Frankly, I found it all a touch embarrassing. And this, I think, is the point. It is impossible to know what calculations factor into Putin’s thinking, but there is a long record of what he has said — and nothing is more instructive than his comments in his 2005 State of the Nation address to the Russian people, when he called the collapse of the Soviet empire “the greatest geopolitical catastrophe of the century”.

Now Putin is not stupid. He knows the USSR is never coming back. What he intended, I think, was to lament the loss of his country’s superpowers status, prestige, and respect. But here’s the thing: it is tough to be a superpower when your GDP is half of Britain’s; when you can’t fight the US in a conventional war because you know you’d be hammered; and when you live in perennial fear of China stealing the eastern part of your state.

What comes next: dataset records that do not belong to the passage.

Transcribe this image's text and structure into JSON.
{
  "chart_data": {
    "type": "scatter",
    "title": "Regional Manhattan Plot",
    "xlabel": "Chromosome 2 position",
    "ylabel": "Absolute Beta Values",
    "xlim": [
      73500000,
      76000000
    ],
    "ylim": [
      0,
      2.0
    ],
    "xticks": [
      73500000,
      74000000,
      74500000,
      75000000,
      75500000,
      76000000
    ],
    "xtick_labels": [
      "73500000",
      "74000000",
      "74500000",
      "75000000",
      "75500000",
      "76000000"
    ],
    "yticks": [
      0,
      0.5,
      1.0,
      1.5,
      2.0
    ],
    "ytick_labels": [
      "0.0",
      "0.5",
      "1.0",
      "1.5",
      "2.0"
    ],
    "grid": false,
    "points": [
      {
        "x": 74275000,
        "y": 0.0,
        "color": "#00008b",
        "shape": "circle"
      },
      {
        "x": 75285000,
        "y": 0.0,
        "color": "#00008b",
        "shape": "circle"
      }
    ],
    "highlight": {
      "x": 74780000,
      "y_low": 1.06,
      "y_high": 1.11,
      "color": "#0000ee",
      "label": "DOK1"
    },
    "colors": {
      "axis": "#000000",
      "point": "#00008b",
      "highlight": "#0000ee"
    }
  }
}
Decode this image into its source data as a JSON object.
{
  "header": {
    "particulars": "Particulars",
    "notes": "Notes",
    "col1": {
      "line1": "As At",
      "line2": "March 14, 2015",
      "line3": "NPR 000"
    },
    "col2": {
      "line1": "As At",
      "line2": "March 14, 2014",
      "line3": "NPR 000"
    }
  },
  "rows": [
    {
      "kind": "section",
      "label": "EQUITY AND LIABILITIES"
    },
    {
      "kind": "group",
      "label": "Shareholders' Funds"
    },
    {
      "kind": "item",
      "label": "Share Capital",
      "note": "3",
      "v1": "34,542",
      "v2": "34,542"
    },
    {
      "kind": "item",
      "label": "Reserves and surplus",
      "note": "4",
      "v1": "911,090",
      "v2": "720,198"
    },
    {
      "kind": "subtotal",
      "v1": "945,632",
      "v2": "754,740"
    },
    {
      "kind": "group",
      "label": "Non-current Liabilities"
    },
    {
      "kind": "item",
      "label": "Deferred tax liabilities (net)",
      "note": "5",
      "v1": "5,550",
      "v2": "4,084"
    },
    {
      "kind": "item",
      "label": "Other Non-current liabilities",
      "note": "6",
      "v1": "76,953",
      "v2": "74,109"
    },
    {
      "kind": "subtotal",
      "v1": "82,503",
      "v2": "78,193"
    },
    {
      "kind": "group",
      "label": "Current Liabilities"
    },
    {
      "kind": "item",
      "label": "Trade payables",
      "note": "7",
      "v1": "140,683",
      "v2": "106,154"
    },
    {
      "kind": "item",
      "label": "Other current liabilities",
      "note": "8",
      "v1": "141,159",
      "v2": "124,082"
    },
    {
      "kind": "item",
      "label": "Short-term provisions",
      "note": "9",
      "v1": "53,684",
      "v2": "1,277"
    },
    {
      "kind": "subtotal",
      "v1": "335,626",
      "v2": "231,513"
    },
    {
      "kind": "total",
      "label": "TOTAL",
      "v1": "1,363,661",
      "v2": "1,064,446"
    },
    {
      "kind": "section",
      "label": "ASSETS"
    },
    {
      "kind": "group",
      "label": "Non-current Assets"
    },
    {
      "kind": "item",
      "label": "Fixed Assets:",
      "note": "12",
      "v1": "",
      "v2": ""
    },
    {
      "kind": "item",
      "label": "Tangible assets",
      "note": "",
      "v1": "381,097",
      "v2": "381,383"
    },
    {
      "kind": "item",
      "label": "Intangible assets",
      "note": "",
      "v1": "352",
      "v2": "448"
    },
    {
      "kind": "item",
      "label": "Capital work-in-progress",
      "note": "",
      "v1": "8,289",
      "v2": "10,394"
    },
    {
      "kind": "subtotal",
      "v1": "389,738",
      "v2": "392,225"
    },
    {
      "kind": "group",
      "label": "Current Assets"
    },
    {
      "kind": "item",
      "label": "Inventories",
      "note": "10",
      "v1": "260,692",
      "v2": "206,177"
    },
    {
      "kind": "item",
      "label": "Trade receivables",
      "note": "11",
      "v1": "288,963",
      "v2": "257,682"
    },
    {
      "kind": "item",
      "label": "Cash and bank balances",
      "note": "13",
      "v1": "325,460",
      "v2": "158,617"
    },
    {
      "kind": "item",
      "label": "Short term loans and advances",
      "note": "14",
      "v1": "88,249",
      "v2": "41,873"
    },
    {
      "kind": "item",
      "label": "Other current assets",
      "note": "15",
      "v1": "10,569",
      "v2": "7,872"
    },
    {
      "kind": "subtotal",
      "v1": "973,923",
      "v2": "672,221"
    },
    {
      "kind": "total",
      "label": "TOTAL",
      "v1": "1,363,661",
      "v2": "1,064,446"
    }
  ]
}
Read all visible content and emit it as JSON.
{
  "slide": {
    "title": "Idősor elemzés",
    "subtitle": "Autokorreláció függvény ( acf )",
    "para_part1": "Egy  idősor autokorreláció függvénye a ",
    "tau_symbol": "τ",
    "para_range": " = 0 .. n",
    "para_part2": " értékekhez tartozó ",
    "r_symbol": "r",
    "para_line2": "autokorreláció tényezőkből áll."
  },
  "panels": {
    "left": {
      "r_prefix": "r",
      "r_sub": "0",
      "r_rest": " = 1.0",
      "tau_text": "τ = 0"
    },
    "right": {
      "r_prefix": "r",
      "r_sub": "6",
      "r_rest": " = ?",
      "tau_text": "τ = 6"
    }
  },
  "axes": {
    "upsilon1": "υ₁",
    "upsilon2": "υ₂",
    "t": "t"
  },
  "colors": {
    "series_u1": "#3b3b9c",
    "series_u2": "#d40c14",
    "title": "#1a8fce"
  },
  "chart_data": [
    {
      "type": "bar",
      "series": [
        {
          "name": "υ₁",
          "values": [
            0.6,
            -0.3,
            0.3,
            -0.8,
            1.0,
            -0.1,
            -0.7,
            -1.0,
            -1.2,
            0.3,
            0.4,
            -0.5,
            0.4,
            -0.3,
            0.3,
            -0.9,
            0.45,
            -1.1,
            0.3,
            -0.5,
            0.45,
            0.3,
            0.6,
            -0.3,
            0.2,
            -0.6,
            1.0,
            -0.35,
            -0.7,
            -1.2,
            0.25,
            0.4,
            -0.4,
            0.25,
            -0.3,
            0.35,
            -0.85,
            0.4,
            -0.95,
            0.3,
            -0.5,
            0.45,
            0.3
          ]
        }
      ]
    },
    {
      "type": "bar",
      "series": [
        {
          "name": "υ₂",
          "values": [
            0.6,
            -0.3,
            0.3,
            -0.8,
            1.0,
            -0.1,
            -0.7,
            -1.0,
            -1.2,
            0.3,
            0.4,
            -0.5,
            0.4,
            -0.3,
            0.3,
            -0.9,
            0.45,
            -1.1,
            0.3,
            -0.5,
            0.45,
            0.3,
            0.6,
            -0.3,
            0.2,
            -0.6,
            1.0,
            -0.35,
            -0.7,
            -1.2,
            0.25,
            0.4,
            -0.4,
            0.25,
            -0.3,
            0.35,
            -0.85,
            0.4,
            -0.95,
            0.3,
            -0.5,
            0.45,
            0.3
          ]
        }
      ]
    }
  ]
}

So if you can’t actually be a superpower that can match the US, then what’s the next best thing? Well, you can act like one — especially if you sense weakness in your enemy. Putin began amassing troops on the Ukrainian border soon after Biden — a man the Kremlin thinks is old and weak — took office. Once that happened, he got Biden’s attention and it has never wavered since. Biden asks for meetings and calls. He expresses his willingness to talk to Putin any time and any place. That’s the most powerful politician in the world — and a traditional modern enemy — pretty much at your beck and call. That’s Russia being a world actor. That’s prestige; that’s status.

And while you’re there, why not remind the Europeans — especially the German government — who heats their voters’ houses? Get the new Chancellor of Germany in and make sure he knows the score. Get Emmanuel Macron to come round and plead with you, while you make him sit at the other end of a long table like a supplicant. Get one of your underlings to insult the British Foreign Secretary. And perhaps most importantly, get Ukrainian officials to say the country will never join Nato — which is of course what you fear more than anything else — and do it all without firing a shot, without marching to Kyiv, and without the inevitable sanctions and diplomatic isolation that would follow.

Don’t think this is the end, though. Far from it. BBC News headlines now squawk Nato’s warnings that there is no sign of Russia de-escalation. The Sun shrieks that a huge dawn invasion is set for today. The Kremlin, meanwhile, says troops that have been on “exercises” are returning to base. Back and forth and up and down the troops go, and with them the heart rate of the watching world.

You can be sure of this: the troops won’t all go home. A force will stay on the Ukrainian border so that Putin can raise or lower tensions whenever he needs— as well as use other means: reports are now coming in that Ukraine has suffered Cyber attack, almost certainly from Russia.

In this sense, Russia uses its presence similar to the way that Iran uses its nuclear programme: as a means of extracting concessions. So it threatens but it never fully acts — because to do so would mean to exchange leverage for punishment.

Putin has always been pretty rational, even cautious. It appears this is still the case. It may well be that after 20 years of acting like a Tsar, he has gone mad, like so many before him, and something crazy is coming. But for a moment it seems that this whole affair has been another big Russian victory. Putin has won this round — and we let him get away with it.